The FTSE Nareit Index, which tracks the performance of U.S. REIT stocks, was down nearly 3% as of 12:45 p.m. ET, even as the Dow Jones Industrial Average spiked more than 3% and the S&P 500 hit an all-time high.
When trading opened hours after Trump was declared the winner of the presidential election, shares of owners of traditional asset classes like office, retail and multifamily opened higher than their Tuesday close, but by noon nearly every REIT sector was in the negative.
The most notable exception was hotel REITs — the FTSE Nareit hotel/lodging index was up almost 5% by early afternoon.

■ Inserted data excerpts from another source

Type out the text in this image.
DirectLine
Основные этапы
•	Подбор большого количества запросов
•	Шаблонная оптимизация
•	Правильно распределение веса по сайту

Investors likely noted that the yield on 10-year Treasury notes, a benchmark for commercial real estate loans, jumped to 4.46% following Trump’s win and a possible Republican sweep of Congress. That is the highest level for 10-year notes since early July.
The movement could be a sign that investors believe Trump’s economic policy, which includes vows to enact sweeping tariffs on imports and conduct mass deportations, will build pressure on U.S. inflation all over again.
“Interest rates are likely to be higher after a Trump presidency,” said Mark Vitner, chief economist of Piedmont Crescent Capital, an economic advisory service, and former chief economist of Wells Fargo. “There is fear of larger budget deficits in the very near term. And that’s what’s weighing on REITs.”
Bank stocks surged some 10% at the peak Wednesday as investors priced in reduced regulations from another Trump administration, CNBC reported. JPMorgan Chase, Bank of America, Goldman Sachs, Wells Fargo, Citigroup and Morgan Stanley all saw stock gains Wednesday morning, Yahoo Finance reported.
“This should aid all banks,” Mike Mayo, an analyst with Wells Fargo, told Yahoo, adding the Trump win creates a “new era after 15 years of harsher regulation.”
Freddie Mac and Fannie Mae stocks also soared after the election was called for Trump. Larry Kudlow, who served as the director of the National Economic Council during Trump's first term, and other key figures in Trump’s camp discussed privatizing the government-sponsored lenders in the run-up to the election.